Por um mundo mais ignorante

Por um mundo mais ignorante

Não. Não enlouqueci. A palavra "ignorante" quase sempre é associada a pessoas que, por ignorarem algumas coisas cometem atos bárbaros, violentos ou antiéticos. Isso não é ignorância, isso é uma doença mental.

Quero aqui ressaltar a importância da ignorância em um mundo em que o saber se mostrou ineficaz. A importância da ignorância dos cientistas e dos pacifistas. Estou me referindo à ignorância socrática. Sócrates, o filosofo grego que tem atribuída a autoria da célebre frase: “Só sei que nada sei”.

Cria-se um paradoxo aí, pois, durante toda nossa vida, buscamos um certo conhecimento das coisas, vamos à escola, fazemos faculdade, buscamos a excelência em alguma profissão, ensinamos nossos filhos a não queimarem as mãos nas mesmas fogueiras que nós e por aí vai.

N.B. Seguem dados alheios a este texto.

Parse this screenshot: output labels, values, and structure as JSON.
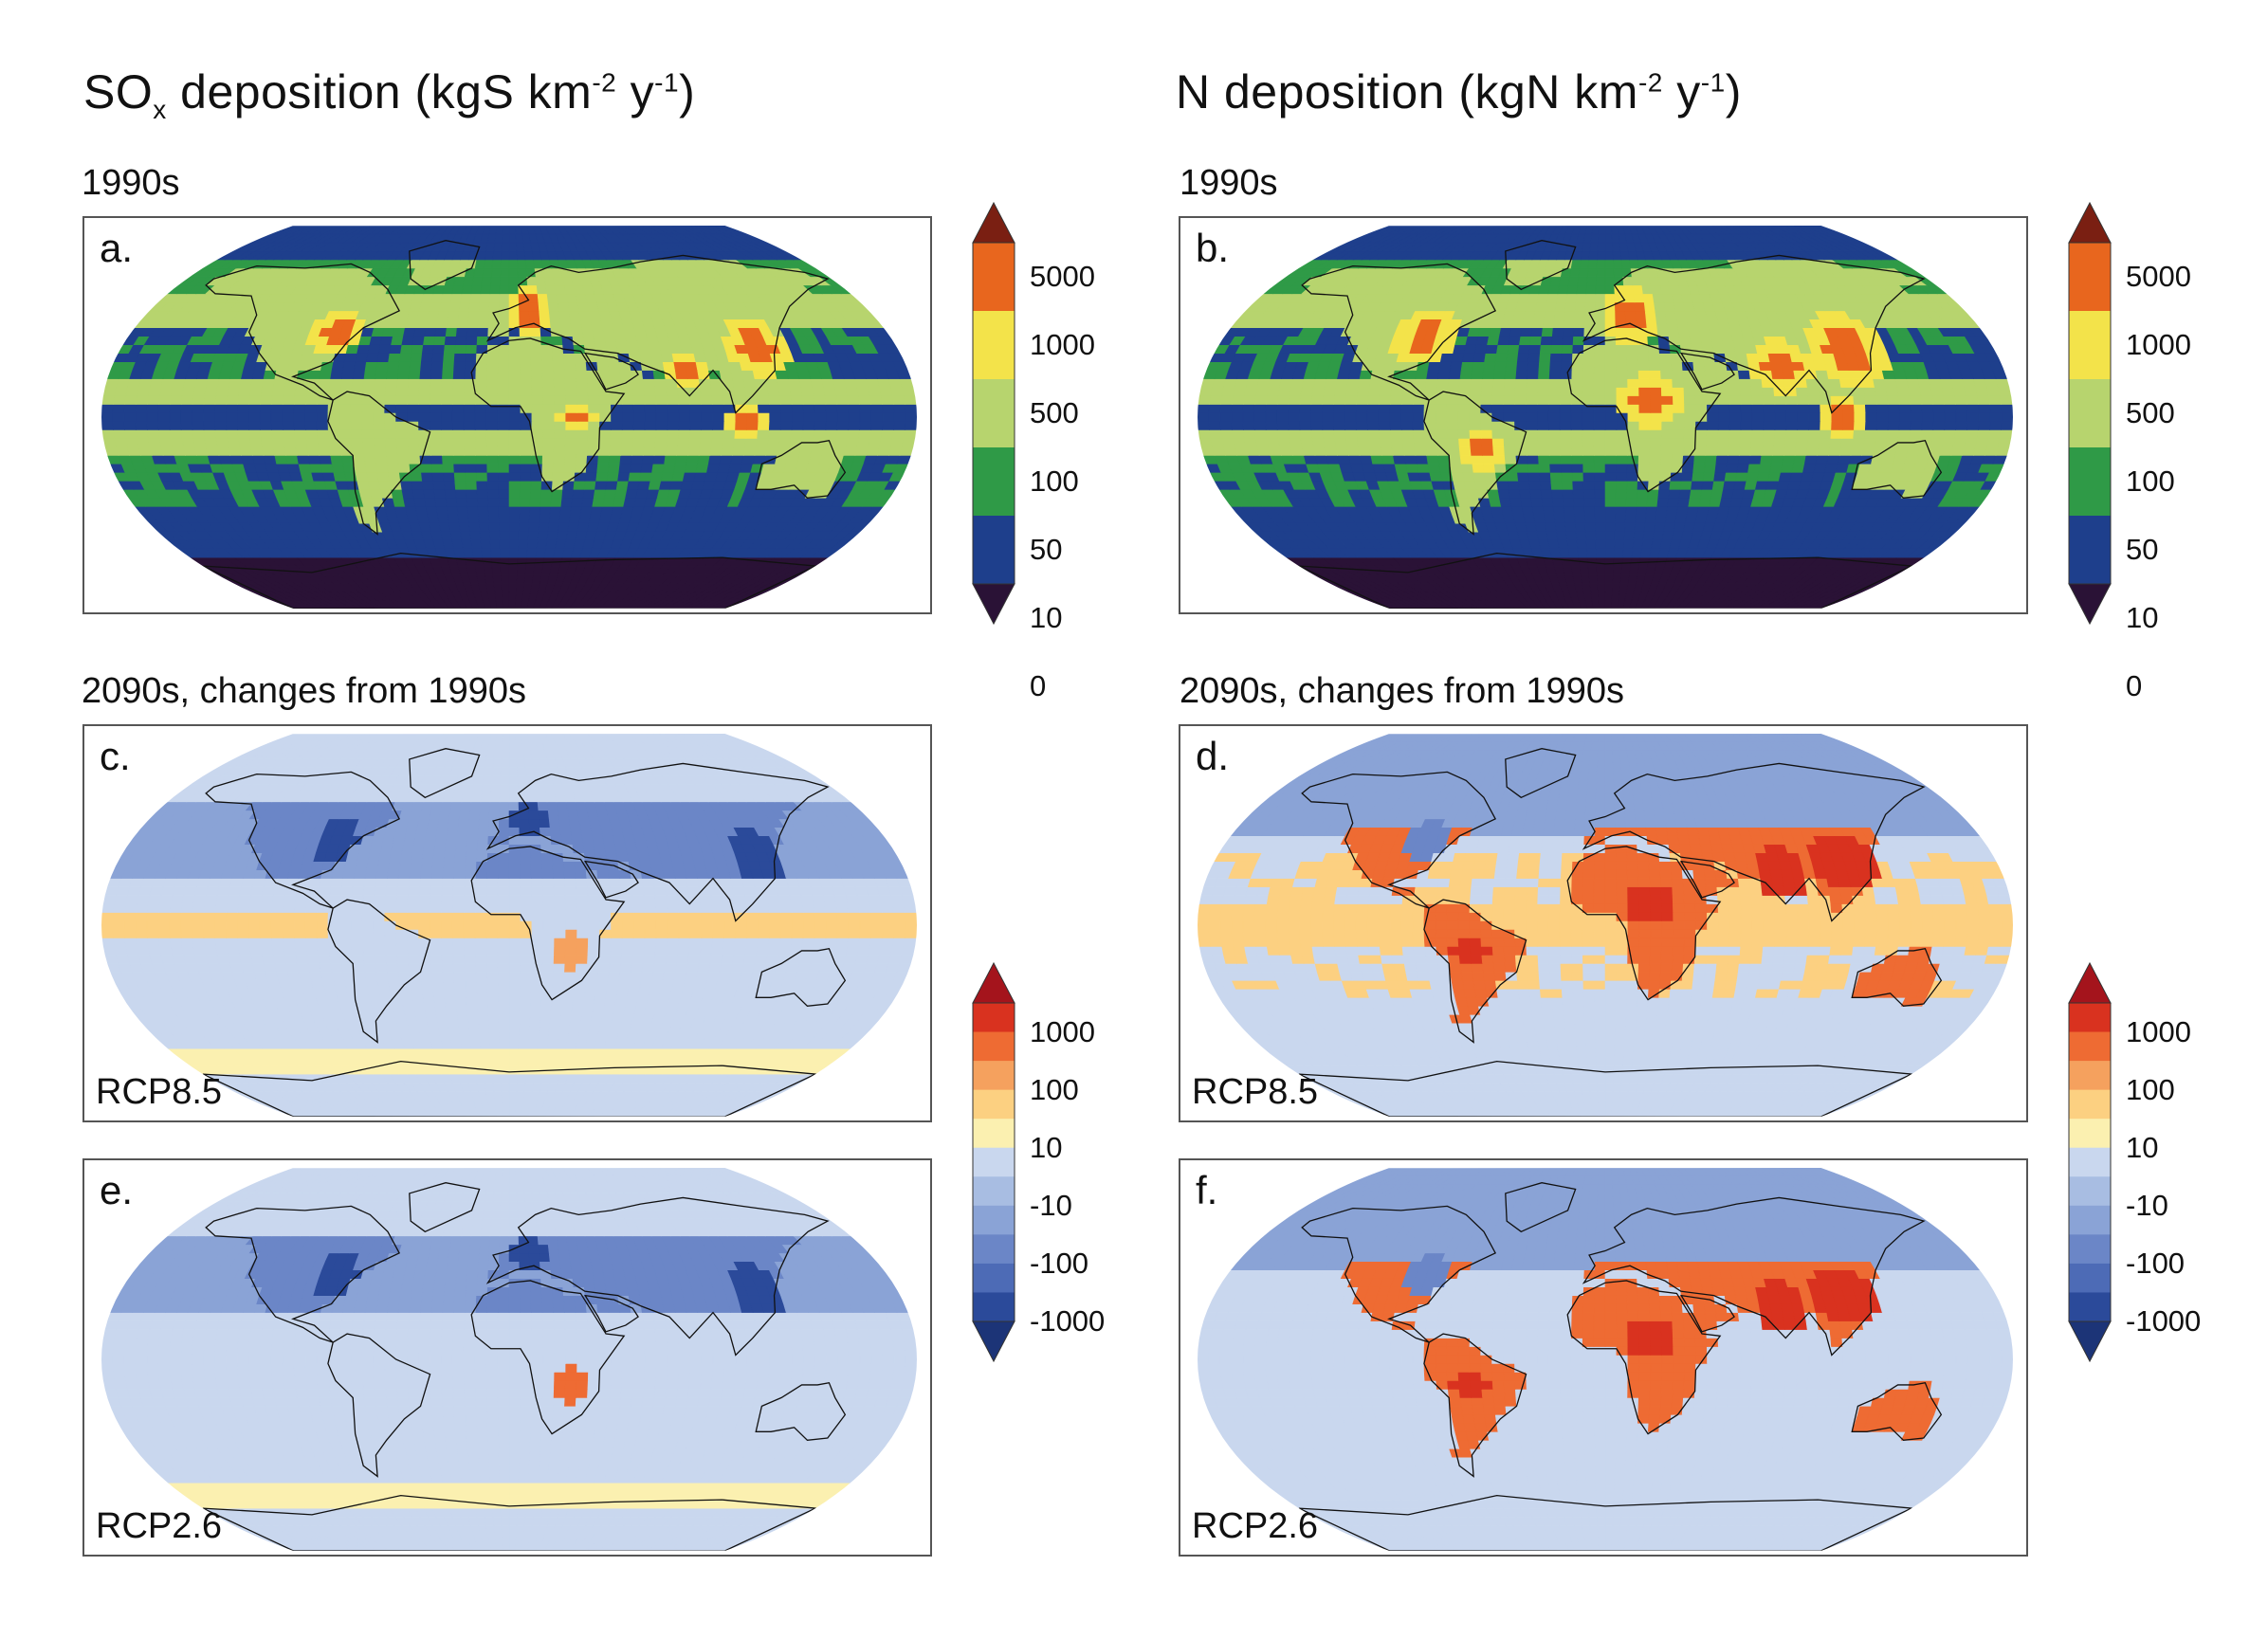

Penso que em todo ato de violência há um pressuposto: “Eu posso e devo subjugar o próximo pois eu sei quem ele é”. Assim, nazistas massacram judeus, heterossexuais massacram homossexuais, pois possuem claramente o conhecimento inequívoco de que o outro é de tal e tal forma. Adquirir conhecimento é uma característica muito marcante da nossa espécie que, não à toa, foi batizada de Homo Sapiens Sapiens: o Homo que sabe e que deseja incessantemente saber das coisas ao seu redor. Pois digo que isso não é apenas uma caraterística resultante da alta complexidade do nosso sistema nervoso, mas também um problema que temos que lidar diariamente.  Ao conhecer certo objeto visamos o esgotamento de todas as possibilidades de novas significações. Feito isso, duvidamos de tal esgotamento e manipulamos o objeto a fim de destruí-lo com o objetivo de observar profundamente - em sua estrutura mais íntima - o seu significado. Como uma criança que ao ganhar um novo brinquedo pega, põe na boca, morde e o destrói. A criança – e nós mesmos carregamos isso na vida adulta – tem associados o desejo de compreensão do mundo e a agressividade, que analisa, separa as partes do objeto para melhor verificação.

O problema começa quando aplicamos esse modelo – e não podemos evitar - ao outro ser humano, aos nossos filhos ou amigos, por exemplo. Na medida em que a relação se aprofunda, baseada em um desejo de conhecimento, se constroem as certezas sobre o que o outro é, sobre o que ele faria em diversas situações, sobre o que ele gosta e etc. Aprisionamos o outro em nossa mente de modo a eternizá-lo e, ao mesmo tempo, destruí-lo.  Por mais que você pense que conheça sua esposa, saiba que você não sabe e nunca saberá inequivocamente o que ela de fato é. Isso é impossível e indesejável.